DUNELM RECORDS DRD0244 [67 39]


Availability

£10.95 www.dunelm-records.co.uk

Subtitled "Organ Music by Manchester Composers", this is a desirable, varied and outstandingly interesting disc.

The most serious and most extended piece is David Ellis’s ‘Vetrate di Ricercata’, in three movements. It is dedicated respectively to Mendelssohn, specifically his work for J.S. Bach and therefore contrapuntal, to Karg-Elert, Impressionist as one would expect but updated Impressionism (the work dates from 2002), and to the Liverpool organist Cyril Colvin, Ellis’s one-time mentor. Overall, ‘Vetrate di Ricercata’ is of considerable virtuosity and is a test of Mr. Frost’s experience and technique*.

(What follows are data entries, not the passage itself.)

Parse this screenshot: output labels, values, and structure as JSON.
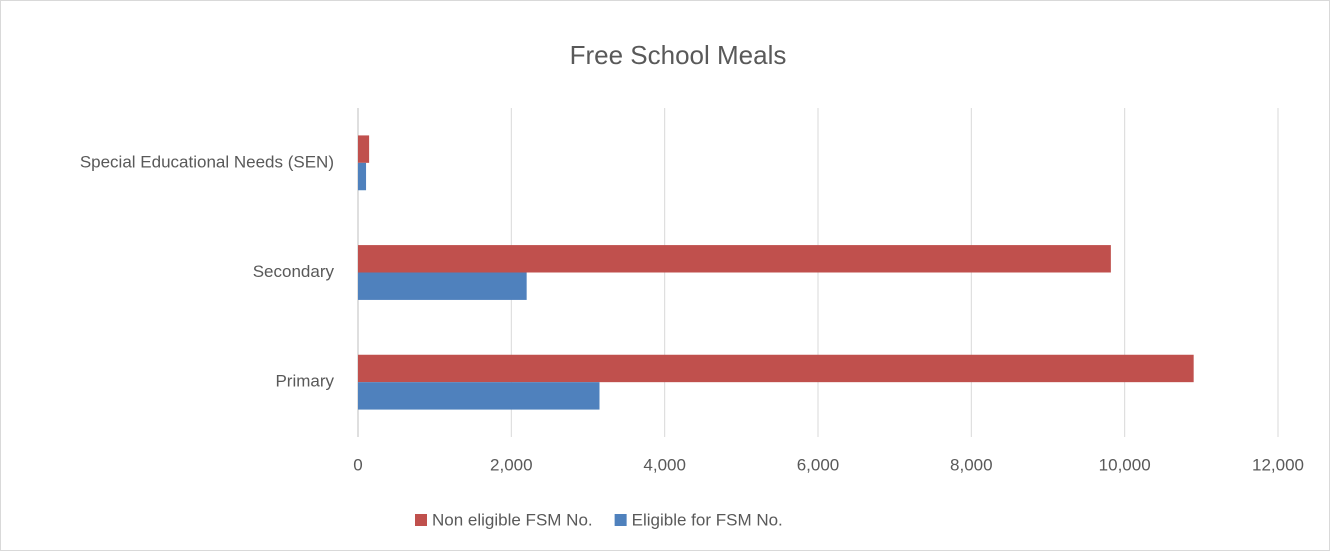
{
  "chart_data": {
    "type": "horizontal-bar",
    "title": "Free School Meals",
    "categories": [
      "Primary",
      "Secondary",
      "Special Educational Needs (SEN)"
    ],
    "series": [
      {
        "name": "Non eligible FSM No.",
        "color": "#c0504d",
        "values": [
          10900,
          9820,
          145
        ]
      },
      {
        "name": "Eligible for FSM No.",
        "color": "#4f81bd",
        "values": [
          3150,
          2200,
          105
        ]
      }
    ],
    "xlim": [
      0,
      12000
    ],
    "xticks": [
      0,
      {
        "value": 2000,
        "label": "2,000"
      },
      {
        "value": 4000,
        "label": "4,000"
      },
      {
        "value": 6000,
        "label": "6,000"
      },
      {
        "value": 8000,
        "label": "8,000"
      },
      {
        "value": 10000,
        "label": "10,000"
      },
      {
        "value": 12000,
        "label": "12,000"
      }
    ],
    "grid": true,
    "legend": "bottom"
  }
}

His own Passacaglia, composed in 1979, begins with a "tone row" derived from dates in St. Ann’s history, but the treatment is tonal with a joyful climax. The variations by John Ellis – no relation of David – are fairly simple workings of a well known Advent hymn with just a few astringent harmonies to remind us that this, too, dates from 2002. The seventh and last variation, the longest and marked Fantasie, begins contrapuntally and ends in appropriately triumphal mood.

Douglas Steele (1910-1999) was basically a miniaturist and usually gentle in invention, as is this chorale prelude. Both Norman Cocker and Ernest Tomlinson are best known for lighter music and this CD does not alter that perception of either. Cocker was a cinema organist as well as Organist of Manchester Cathedral, whose memory is kept alive by the cheerful ‘Tuba Tune’. This, for once, does not figure here and it is good to hear something else by this Yorkshire-born musician**. Four of the five movements date from a published collection of 1922 and are delightfully shaped miniatures; ‘Cradle Song’ (1927), unpublished, is much longer, but equally tuneful. Ernest Tomlinson has said many times that the tune is the main thing, the starting point of any composition, and so it is here - incidentally he has had much experience as an organist. The three pieces are titled ‘Quiet Prelude’, ‘Rondoletto’, deliciously lilting, and ‘Paean’, appropriately joyful.

Mr. Frost deals dedicatedly with this diverse repertoire and, as one would expect from one who has been at St. Ann’s for upwards of a quarter of a century, clearly knows his way about the St. Ann’s organ, a major rebuild of which he supervised in 1995-6. The booklet includes its specification.

Recording excellent; strongly recommended and not just to organ buffs!

* A comprehensive analysis of each movement is given within the booklet.

** It is on Dunelm Records’ DRD0166 "The Inaugural Recital".